The build, as shown in the "Split Personality" series, was painstaking, but a mutant monster was not to be its final outcome. Instead, the red coupe met the extremely exacting standards of the Ridler class. "First of all, you have to be accepted in order to get in it," Rich says. "Then, when you arrive, they go through an entire evaluation of the car to make sure that it's as you presented it in your application." It also has to comply with a long-standing Ridler class rule: Contestant vehicles must be newly constructed, never shown or seen in public before in their finished state. "They also do a full operational check, because they want to make sure that it isn't just a 'shell' but actually a driveable car. When you get there, you have to start it up, it has to move on its own forward and backward, and it has to turn and stop, before they'll accept you into the Ridler class. We crossed that hurdle, and there were a total of 23 or 24 cars that were accepted into the class."

From that number, eight were selected as "Great 8" Ridler finalists. Though the Z06 didn't make it into the "Great 8," it was fortunate enough to receive several honors at 2008's 56th Detroit Autorama, scoring First Place in its class (Sports Car), as well as awards for Outstanding Paint, Outstanding Sports Car, and winning the prestigious CASI Cup, named for show producer Championship Auto Shows Inc. "We were told that's considered the Best in Show, outside the Ridler Award," Rich says.

They also came away with more than the trophy hardware-appreciation from fellow car-people, as they'd received with their previous Vette projects. "What we will remember most were the people we met and the comments they made. What we value the most is that people will look at what we've done and can appreciate, at least to an extent, what we went through to design and build it, and make it come out the way it did. That's really our greatest satisfaction-when somebody says, 'Wow! Look at that!' or maybe just seeing the expression on their faces."

While pro shops build many of the cars competing in the Ridler, Rich says the bulk of the labor that went into his Pro Classic Z06 came from him, his family, and friends. "The satisfaction that we get out of this type of project is that it's our concept ideas, our build, and our hands-on work, both design and construction, through every phase," he says. "A project of this extent involves many skilled and dedicated people, such as the folks at the Corvette Center who did the body and paintwork, the chroming by Allied Metal Finishing, the chassis from SRIII Motorsports, upholstery work by Interior Motives, as well as the custom machine work and many other components." Rich adds, "When you put 12,000 hours of your own time into something over four years, and you divide that time into days, you see that it was virtually an everyday, full-time project for those four years."

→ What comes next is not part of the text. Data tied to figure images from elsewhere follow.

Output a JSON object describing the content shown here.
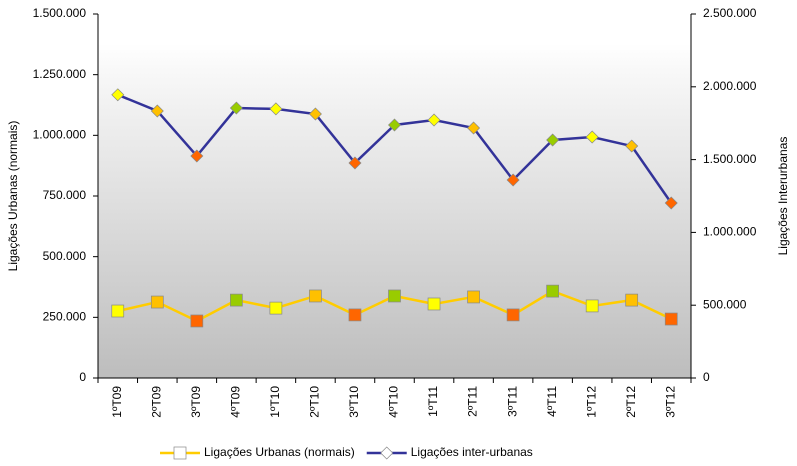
{
  "chart_data": {
    "type": "line",
    "y_label": "Ligações Urbanas (normais)",
    "y2_label": "Ligações Interurbanas",
    "categories": [
      "1ºT09",
      "2ºT09",
      "3ºT09",
      "4ºT09",
      "1ºT10",
      "2ºT10",
      "3ºT10",
      "4ºT10",
      "1ºT11",
      "2ºT11",
      "3ºT11",
      "4ºT11",
      "1ºT12",
      "2ºT12",
      "3ºT12"
    ],
    "series": [
      {
        "name": "Ligações Urbanas (normais)",
        "color": "#ffcc00",
        "marker": "square",
        "values": [
          276000,
          313000,
          235000,
          321000,
          288000,
          338000,
          260000,
          338000,
          305000,
          334000,
          260000,
          358000,
          297000,
          321000,
          243000
        ]
      },
      {
        "name": "Ligações inter-urbanas",
        "color": "#333399",
        "marker": "diamond",
        "axis": "y2",
        "values": [
          1945000,
          1834000,
          1525000,
          1854000,
          1848000,
          1813000,
          1477000,
          1738000,
          1772000,
          1717000,
          1360000,
          1635000,
          1655000,
          1593000,
          1202000
        ]
      }
    ],
    "marker_colors": [
      "#ffff00",
      "#ffc000",
      "#ff6600",
      "#99cc00",
      "#ffff00",
      "#ffc000",
      "#ff6600",
      "#99cc00",
      "#ffff00",
      "#ffc000",
      "#ff6600",
      "#99cc00",
      "#ffff00",
      "#ffc000",
      "#ff6600"
    ],
    "ylim": [
      0,
      1500000
    ],
    "yticks": [
      0,
      {
        "value": 250000,
        "label": "250.000"
      },
      {
        "value": 500000,
        "label": "500.000"
      },
      {
        "value": 750000,
        "label": "750.000"
      },
      {
        "value": 1000000,
        "label": "1.000.000"
      },
      {
        "value": 1250000,
        "label": "1.250.000"
      },
      {
        "value": 1500000,
        "label": "1.500.000"
      }
    ],
    "y2lim": [
      0,
      2500000
    ],
    "y2ticks": [
      0,
      {
        "value": 500000,
        "label": "500.000"
      },
      {
        "value": 1000000,
        "label": "1.000.000"
      },
      {
        "value": 1500000,
        "label": "1.500.000"
      },
      {
        "value": 2000000,
        "label": "2.000.000"
      },
      {
        "value": 2500000,
        "label": "2.500.000"
      }
    ],
    "grid": false,
    "legend": "bottom"
  }
}
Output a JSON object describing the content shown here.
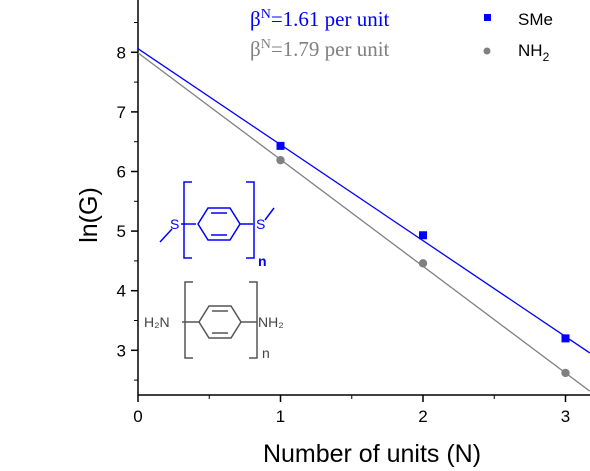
{
  "chart_data": {
    "type": "scatter",
    "xlabel": "Number of units (N)",
    "ylabel": "ln(G)",
    "xlim": [
      0,
      3.17
    ],
    "ylim": [
      2.25,
      8.75
    ],
    "x_ticks": [
      0,
      1,
      2,
      3
    ],
    "y_ticks": [
      3,
      4,
      5,
      6,
      7,
      8
    ],
    "grid": false,
    "legend_position": "top-right",
    "series": [
      {
        "name": "SMe",
        "beta_prefix": "β",
        "beta_sup": "N",
        "beta_text": "=1.61  per unit",
        "color": "#0000ff",
        "marker": "square",
        "x": [
          1,
          2,
          3
        ],
        "y": [
          6.43,
          4.93,
          3.2
        ],
        "fit": {
          "intercept": 8.06,
          "slope": -1.61
        }
      },
      {
        "name_main": "NH",
        "name_sub": "2",
        "beta_prefix": "β",
        "beta_sup": "N",
        "beta_text": "=1.79  per unit",
        "color": "#808080",
        "marker": "circle",
        "x": [
          1,
          2,
          3
        ],
        "y": [
          6.19,
          4.46,
          2.62
        ],
        "fit": {
          "intercept": 7.99,
          "slope": -1.79
        }
      }
    ],
    "molecules": {
      "sme": {
        "left_atom": "S",
        "right_atom": "S",
        "repeat": "n"
      },
      "nh2": {
        "left_atom": "H₂N",
        "right_atom": "NH₂",
        "repeat": "n"
      }
    }
  }
}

Over those four years, Rich showed how each area of his Pro Classic Z06 came together in the "Split Personality" series. He says it was a way to answer questions that Corvette lovers have asked and give folks some ideas and suggestions that may save them time on their own projects. "The main reason we did the project series was that we receive a dozen emails a week from people with questions such as 'what did you use' and 'how did you do this kind of thing.' We thought we could reach a broader audience by writing the articles. Putting the articles together was more work than you'd think, but we really enjoyed doing them."